Seu pai sentiu em seu próprio peito a tristeza que estampava o rosto do filho. Buscando uma saída, olhou para os lados e viu, numa prateleira um pouco mais acima, um carrinho de polícia. Apontou para ele. Matheus sorriu, pensou que o carro seria um substituto adequado, ao menos por enquanto. Ele nunca tinha visto os filmes ou lido as revistinhas mas, naturalmente, um herói justo e correto como o “Pantea” andaria pela cidade em um carro de polícia para combater o crime.

Vendo o sorriso do filho, o homem deu-lhe as costas para encarar a prateleira e esticou-se para alcançar o carrinho.

Nesse momento, uma criança se aproximou do filho de Jerônimo. Ela era branca, cabelos pretos e brilhantes, olhos azuis e devia ser um ou dois anos mais nova que Matheus, embora fosse ao menos um palmo mais alta e 10 quilos mais pesada.

O garoto viu o encarte que Matheus segurava. “Você também gosta do Pantera Negra?”. Matheus assentiu. Então o recém-chegado mostrou o boneco que segurava: era ele, o Pantera Negra. Um boneco grande, ainda na caixa, lacrado e com o adesivo da loja. A gerente mentira? Não importava. A criança estendeu o boneco a Matheus, “Presente de Feliz natal pra você”, disse, na gramática torta da infância.

Matheus não reagiu. Ficou parado. Seus olhos encheram-se de lágrimas. Levou as mãozinhas ao rosto, tentando segurar o choro, mas não era mais possível. Chorava e não sabia se de alegria ou de surpresa: não sabia que coisas boas também pudessem acontecer na vida. Se o natal realmente existia, devia ser aquele instante.

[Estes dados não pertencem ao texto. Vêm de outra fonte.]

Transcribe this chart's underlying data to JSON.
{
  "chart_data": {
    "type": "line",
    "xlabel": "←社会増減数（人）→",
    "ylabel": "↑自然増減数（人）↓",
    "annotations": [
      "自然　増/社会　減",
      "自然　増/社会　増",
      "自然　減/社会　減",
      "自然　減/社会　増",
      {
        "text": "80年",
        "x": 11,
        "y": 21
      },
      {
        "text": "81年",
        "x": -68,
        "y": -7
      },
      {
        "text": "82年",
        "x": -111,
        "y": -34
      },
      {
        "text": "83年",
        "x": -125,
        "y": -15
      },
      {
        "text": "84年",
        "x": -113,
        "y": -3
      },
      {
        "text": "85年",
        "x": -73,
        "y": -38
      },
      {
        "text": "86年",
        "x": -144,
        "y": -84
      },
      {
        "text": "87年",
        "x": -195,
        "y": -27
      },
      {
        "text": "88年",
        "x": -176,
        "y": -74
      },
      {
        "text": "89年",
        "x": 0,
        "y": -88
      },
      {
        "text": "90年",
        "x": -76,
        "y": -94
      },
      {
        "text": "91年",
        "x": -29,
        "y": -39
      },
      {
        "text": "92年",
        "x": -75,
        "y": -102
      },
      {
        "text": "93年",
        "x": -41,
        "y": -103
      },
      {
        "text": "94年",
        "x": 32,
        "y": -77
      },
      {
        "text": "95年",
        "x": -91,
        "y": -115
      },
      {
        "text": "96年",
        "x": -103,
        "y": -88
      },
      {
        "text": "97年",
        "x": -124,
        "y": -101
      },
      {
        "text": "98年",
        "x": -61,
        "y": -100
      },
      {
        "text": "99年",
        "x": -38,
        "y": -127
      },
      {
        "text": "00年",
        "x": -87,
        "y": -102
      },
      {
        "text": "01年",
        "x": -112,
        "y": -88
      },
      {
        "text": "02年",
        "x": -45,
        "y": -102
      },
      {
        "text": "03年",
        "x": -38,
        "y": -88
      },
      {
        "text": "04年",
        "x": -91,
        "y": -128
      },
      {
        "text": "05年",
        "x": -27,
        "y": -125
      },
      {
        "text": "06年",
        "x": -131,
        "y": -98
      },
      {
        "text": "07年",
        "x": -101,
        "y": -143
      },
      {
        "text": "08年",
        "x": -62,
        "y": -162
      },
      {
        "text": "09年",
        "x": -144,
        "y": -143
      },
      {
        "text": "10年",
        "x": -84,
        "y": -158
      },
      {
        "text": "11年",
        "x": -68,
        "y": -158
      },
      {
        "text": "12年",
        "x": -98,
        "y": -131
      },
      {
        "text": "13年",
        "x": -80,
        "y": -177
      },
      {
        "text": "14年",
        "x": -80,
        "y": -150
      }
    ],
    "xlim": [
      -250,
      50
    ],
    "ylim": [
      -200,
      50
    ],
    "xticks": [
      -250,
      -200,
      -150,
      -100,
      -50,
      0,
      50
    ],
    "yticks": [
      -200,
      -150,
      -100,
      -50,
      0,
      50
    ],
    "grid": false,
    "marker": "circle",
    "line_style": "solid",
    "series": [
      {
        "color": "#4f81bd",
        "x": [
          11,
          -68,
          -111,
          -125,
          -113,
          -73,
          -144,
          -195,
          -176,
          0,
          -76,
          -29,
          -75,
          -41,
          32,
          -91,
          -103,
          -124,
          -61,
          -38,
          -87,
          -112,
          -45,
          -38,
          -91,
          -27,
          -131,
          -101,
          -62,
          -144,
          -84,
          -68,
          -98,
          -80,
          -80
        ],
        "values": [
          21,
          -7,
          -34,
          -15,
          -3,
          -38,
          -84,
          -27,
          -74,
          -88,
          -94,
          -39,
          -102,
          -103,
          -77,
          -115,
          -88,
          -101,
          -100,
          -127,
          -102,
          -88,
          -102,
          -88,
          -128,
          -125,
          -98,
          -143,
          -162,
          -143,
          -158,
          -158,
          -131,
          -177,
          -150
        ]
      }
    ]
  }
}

Vendo que Matheus não estendia as mãos para receber o presente, seu novo amigo colocou o boneco em sua mochila, em meio aos chinelos e garrafas plásticas. Em seguida, a criança abraçou Matheus, numa tentativa de consolá-lo.

Foi quando a mãe do garotou chegou e puxou seu filho com violência. “O que está fazendo, Henrique? Sabe que não pode se afastar de mim. Sabe que não pode falar com estranhos”. As bochechas rosadas do garoto se avermelharam e ele foi embora, chorando.

Jerônimo não ouviu nada, nem poderia. Viu a criança ir embora sem entender. Viu o filho aos prantos. Gesticulou pedindo que o filho explicasse o que havia acontecido, mas Matheus ainda estava em choque com o gesto de inocência e carinho do garoto Henrique, e da reação violenta da mãe dele. Matheus conhecia mais a reaçãodela do que a ação do filho, conhecia mais o desprezo que a caridade. A contradição era demais para seu pequeno cérebro, que reagia como sabia: chorava e chorava.

Ao ver a situação do filho e a cena estranha da mulher carregando a outra criança para longe, Jerônimo teve um mal pressentimento. Pensou que seu filho tivesse brigado com a outra criança. Pensou que aquela mulher já estava, neste instante, falando com a gerente. E que a gerente, por sua vez, falava com a polícia. E que a polícia, como era hábito, devia estar com armas em punho, gritando ordens às suas costas. Ordens que ele não poderia ouvir.

Jerônimo segurou mais uma vez a mão do seu filho e foi ao caixa a passos rápidos. Tirou as notas amassadas e moedas do bolso da camisa bege suada que vestia. Sua mão tremia, o pensamento era difuso, queria ir embora.

Matheus, por sua vez, notou a preocupação do pai. Queria explicar-lhe que aquele era o dia mais feliz de sua vida, queria contar que acabara de ganhar de presente o boneco com que tanto sonhou, queria dizer que o natal é um dia em que a lógica da fome, da suspeição e da violência não se aplicam.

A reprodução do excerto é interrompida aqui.